Dressée dans le Kreiz-Breizh, cette croix de granit du XVIIe siècle réunit sur un fût octogonal monolithe un Christ en croix encadré de la Vierge et de saint Jean — un témoignage rare de la ferveur sculptée bretonne.
Au cœur de la Bretagne intérieure, dans la commune de Saint-Gelven perdue dans les collines du Kreiz-Breizh, la Croix de Kerdrebuil s'impose comme l'un de ces jalons discrets mais essentiels du patrimoine religieux rural breton.
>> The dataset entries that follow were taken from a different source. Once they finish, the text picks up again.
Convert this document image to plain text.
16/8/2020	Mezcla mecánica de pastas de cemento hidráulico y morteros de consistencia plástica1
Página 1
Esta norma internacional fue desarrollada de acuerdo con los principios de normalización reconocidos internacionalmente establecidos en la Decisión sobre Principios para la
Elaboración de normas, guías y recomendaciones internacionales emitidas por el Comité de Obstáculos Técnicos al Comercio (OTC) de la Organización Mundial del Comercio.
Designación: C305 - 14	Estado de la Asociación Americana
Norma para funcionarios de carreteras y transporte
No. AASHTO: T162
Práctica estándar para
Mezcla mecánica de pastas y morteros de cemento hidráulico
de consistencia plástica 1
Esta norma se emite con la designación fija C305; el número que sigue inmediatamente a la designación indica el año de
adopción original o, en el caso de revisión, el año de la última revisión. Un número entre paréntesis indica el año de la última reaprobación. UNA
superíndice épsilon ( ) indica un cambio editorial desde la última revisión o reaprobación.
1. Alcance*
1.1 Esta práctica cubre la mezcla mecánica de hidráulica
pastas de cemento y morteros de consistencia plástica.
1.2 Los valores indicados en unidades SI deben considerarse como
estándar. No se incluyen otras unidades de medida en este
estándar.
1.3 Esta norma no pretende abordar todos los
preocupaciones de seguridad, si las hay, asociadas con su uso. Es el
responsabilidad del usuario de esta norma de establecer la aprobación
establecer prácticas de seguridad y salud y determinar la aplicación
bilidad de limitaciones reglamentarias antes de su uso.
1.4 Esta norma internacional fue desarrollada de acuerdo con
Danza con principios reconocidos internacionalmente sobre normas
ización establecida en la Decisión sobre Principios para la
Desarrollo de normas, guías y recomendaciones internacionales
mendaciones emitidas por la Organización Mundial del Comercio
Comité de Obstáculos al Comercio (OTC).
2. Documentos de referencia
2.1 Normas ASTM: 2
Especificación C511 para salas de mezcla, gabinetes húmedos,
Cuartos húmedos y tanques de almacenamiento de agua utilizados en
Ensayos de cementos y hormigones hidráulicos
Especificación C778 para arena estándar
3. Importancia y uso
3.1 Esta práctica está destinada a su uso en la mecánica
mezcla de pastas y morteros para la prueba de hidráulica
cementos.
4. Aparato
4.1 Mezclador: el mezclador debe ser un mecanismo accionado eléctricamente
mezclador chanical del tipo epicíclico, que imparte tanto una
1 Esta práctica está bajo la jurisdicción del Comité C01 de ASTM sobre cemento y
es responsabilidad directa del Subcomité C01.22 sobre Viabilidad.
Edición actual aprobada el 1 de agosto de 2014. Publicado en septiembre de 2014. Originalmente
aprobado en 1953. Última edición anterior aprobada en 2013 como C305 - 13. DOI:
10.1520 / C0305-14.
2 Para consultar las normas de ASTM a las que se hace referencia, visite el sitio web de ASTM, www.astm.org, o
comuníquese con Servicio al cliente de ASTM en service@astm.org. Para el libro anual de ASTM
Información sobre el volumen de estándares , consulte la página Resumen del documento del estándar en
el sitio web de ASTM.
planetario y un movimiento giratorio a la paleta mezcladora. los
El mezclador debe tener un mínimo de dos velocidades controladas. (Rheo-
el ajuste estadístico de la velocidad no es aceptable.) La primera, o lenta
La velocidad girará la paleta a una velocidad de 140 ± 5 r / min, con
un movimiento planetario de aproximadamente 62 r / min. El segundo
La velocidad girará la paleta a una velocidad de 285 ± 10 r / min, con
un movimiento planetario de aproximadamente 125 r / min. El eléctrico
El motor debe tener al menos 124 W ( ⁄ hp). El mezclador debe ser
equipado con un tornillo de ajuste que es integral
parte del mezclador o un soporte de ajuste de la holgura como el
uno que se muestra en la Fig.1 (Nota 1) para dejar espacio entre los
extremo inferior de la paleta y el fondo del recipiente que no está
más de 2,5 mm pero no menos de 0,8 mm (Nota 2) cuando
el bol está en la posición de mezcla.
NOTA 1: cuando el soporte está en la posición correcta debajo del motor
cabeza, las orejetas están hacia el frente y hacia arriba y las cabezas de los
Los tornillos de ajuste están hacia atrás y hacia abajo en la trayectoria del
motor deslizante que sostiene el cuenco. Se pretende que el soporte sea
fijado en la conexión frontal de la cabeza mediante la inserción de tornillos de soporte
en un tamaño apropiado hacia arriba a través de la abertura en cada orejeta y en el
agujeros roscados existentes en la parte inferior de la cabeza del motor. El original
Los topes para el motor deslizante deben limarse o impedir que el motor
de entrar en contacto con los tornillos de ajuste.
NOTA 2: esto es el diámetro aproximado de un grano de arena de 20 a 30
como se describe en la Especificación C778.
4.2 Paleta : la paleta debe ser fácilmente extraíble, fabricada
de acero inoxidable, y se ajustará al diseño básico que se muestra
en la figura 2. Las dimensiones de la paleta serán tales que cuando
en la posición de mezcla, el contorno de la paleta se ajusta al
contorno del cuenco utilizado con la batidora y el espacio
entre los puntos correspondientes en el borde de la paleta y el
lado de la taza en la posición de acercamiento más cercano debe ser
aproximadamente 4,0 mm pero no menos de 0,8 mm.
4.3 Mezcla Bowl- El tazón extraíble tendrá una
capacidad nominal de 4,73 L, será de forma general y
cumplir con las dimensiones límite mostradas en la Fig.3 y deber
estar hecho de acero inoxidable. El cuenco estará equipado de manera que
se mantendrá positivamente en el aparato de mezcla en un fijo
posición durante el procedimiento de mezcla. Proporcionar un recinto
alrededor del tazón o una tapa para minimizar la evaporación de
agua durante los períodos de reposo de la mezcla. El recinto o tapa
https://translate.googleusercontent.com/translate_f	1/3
Loin des circuits touristiques balisés, elle appartient à cette constellation de croix monumentales qui ponctuent les carrefours, les chemins creux et les lisières de champs de la péninsule armoricaine, chacune portant dans sa pierre la mémoire d'une communauté et d'une foi vive. Ce qui distingue immédiatement la Croix de Kerdrebuil, c'est la cohérence architecturale de son ensemble : un socle rectangulaire solidement ancré dans le sol, surmonté d'un socle à griffes — élément décoratif caractéristique de l'art lapidaire breton de la fin du Moyen Âge — et d'un fût octogonal monolithe, c'est-à-dire taillé d'une seule pièce dans le granit. Cette prouesse technique témoigne du savoir-faire des tailleurs de pierre locaux, héritiers d'une longue tradition qui a forgé les plus beaux enclos paroissiaux de Bretagne. Sur la croix elle-même, les deux faces principales — nord et sud — déploient une iconographie classique de la Passion : le Christ en croix y est représenté entouré de la Vierge et de saint Jean l'Évangéliste, formant une Déploration du Christ d'une sobre intensité. Les personnages, sculptés avec une maîtrise certaine, témoignent d'un art populaire breton au sommet de sa maturité, à l'époque où les ateliers locaux rivalisaient de créativité dans la pierre granitique. Visiter la Croix de Kerdrebuil, c'est s'accorder un moment de contemplation authentique, loin des foules. Dans ce paysage de bocage et de landes douces, l'édifice invite à ralentir, à lire dans chaque détail sculpté la dévotion patiente d'une paroisse rurale du XVIIe siècle. Photographes et amateurs de patrimoine y trouveront une lumière particulière en fin d'après-midi, lorsque le granit gris se teinte d'or sous le ciel breton.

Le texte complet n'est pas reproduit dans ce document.